What is Bootstrapping?

So far, we’ve calculated confidence intervals using the F distribution, which assumes our data are roughly normally distributed. But what if we’re not sure that assumption holds? Or what if we want a CI for some statistic where there’s no nice formula?
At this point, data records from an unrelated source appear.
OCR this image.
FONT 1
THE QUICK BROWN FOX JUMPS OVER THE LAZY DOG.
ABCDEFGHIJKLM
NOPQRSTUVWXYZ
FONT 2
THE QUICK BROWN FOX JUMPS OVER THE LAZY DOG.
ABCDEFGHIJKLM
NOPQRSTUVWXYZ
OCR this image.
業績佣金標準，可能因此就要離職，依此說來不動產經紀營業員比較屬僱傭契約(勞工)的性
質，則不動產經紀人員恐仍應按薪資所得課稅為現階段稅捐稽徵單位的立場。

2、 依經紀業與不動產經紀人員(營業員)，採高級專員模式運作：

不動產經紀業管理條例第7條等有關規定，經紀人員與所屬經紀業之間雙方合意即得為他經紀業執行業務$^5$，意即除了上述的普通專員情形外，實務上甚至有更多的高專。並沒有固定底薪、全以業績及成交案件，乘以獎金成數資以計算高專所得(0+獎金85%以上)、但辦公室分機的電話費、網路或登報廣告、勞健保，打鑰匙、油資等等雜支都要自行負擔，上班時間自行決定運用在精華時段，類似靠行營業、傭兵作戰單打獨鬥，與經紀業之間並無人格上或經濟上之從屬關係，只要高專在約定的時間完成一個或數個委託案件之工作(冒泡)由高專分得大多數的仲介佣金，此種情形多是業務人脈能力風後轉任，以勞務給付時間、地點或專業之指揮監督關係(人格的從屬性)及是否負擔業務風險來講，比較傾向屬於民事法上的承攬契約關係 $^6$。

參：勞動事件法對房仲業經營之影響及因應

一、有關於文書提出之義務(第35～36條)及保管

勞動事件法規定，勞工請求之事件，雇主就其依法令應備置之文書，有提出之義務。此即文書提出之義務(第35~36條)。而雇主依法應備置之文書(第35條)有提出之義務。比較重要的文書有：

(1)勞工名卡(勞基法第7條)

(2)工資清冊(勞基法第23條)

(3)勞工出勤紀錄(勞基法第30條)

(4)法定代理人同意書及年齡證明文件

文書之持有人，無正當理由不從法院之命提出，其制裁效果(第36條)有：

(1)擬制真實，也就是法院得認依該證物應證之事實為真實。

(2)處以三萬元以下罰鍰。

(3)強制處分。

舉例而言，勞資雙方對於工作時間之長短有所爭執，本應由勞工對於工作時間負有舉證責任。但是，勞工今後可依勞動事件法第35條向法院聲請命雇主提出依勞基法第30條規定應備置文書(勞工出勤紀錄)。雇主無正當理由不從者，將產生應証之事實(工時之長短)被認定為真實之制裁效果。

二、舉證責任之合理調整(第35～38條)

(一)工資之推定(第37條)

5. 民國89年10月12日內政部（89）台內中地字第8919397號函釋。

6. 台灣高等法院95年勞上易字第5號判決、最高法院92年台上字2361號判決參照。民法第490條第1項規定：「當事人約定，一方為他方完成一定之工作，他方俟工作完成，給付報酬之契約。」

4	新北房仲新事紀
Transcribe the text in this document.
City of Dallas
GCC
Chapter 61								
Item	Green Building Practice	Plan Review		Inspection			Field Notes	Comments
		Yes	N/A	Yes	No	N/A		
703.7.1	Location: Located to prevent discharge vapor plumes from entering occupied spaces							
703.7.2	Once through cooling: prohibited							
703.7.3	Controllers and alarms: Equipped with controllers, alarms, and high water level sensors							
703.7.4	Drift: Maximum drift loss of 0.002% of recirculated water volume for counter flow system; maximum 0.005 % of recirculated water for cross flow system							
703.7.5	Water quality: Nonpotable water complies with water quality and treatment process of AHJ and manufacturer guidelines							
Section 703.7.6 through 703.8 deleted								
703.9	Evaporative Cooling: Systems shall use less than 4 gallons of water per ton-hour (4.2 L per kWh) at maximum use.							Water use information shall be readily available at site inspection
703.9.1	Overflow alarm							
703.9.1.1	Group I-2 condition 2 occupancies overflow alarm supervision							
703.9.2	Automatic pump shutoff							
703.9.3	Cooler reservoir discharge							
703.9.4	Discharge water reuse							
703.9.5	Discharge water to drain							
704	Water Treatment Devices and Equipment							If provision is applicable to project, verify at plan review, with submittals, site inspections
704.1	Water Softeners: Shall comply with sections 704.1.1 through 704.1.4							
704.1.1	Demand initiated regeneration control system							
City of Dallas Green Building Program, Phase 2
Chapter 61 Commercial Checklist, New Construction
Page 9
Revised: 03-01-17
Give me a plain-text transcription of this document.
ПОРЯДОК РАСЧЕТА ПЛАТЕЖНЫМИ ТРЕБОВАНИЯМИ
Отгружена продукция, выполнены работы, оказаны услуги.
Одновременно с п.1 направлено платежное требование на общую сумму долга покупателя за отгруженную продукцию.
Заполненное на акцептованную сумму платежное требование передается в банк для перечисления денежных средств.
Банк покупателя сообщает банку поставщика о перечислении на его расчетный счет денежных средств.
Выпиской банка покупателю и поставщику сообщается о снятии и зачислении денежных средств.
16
Bootstrapping is a resampling technique that lets us estimate uncertainty empirically — by repeatedly sampling from our own data. Here’s the basic idea:

  1. Take your original sample of n observations
  2. Draw a new sample of n observations with replacement (some observations get picked multiple times, others not at all)
  3. Calculate the statistic of interest (in our case, PRE) on this resampled data
  4. Repeat steps 2-3 many times (e.g., 1000 or 10000 times)
  5. The distribution of those bootstrapped statistics gives you an empirical estimate of uncertainty

The 2.5th and 97.5th percentiles of the bootstrapped distribution give you a 95% CI — no normality assumption required.

Quick Demo

set.seed(42)  # for reproducibility

# Number of bootstrap iterations
n_boot <- 2000

# Storage for bootstrapped PRE values
boot_PREs <- numeric(n_boot)

# The bootstrap loop
for (i in 1:n_boot) {
  # Resample the data with replacement
  boot_indices <- sample(1:n, size = n, replace = TRUE)
  boot_WTP <- festival$WTP[boot_indices]
  
  # Calculate PRE on the resampled data
  boot_ybar <- mean(boot_WTP)
  boot_SSE_C <- sum((boot_WTP - C)^2)
  boot_SSE_A <- sum((boot_WTP - boot_ybar)^2)
  boot_PREs[i] <- (boot_SSE_C - boot_SSE_A) / boot_SSE_C
}

# Bootstrap 95% CI (2.5th and 97.5th percentiles)
boot_CI <- quantile(boot_PREs, probs = c(0.025, 0.975))
boot_CI

Compare the Two Approaches

# F-based CI (from earlier)
F_based_CI <- ci_PRE(PRE_obs, df1 = 1, df2 = (n - 1))

# Put them side by side
comparison <- data.frame(
  Method = c("F-based", "Bootstrap"),
  Lower = c(F_based_CI[1], boot_CI[1]),
  Upper = c(F_based_CI[2], boot_CI[2])
)
comparison

In many cases, the two methods give similar results. But when your data are skewed or have outliers, bootstrapping can provide a more robust estimate. It’s also useful when you want a CI for something more complex (like a ratio of two statistics) where deriving a formula would be difficult.

When to Use Bootstrapping

  • When you’re unsure about distributional assumptions
  • When sample sizes are small and normality is questionable
  • When you want a CI for a complex or non-standard statistic
  • When you want to double-check your parametric CI

The main downside? It’s computationally more intensive (though with modern computers, 2000 iterations takes only a second or two).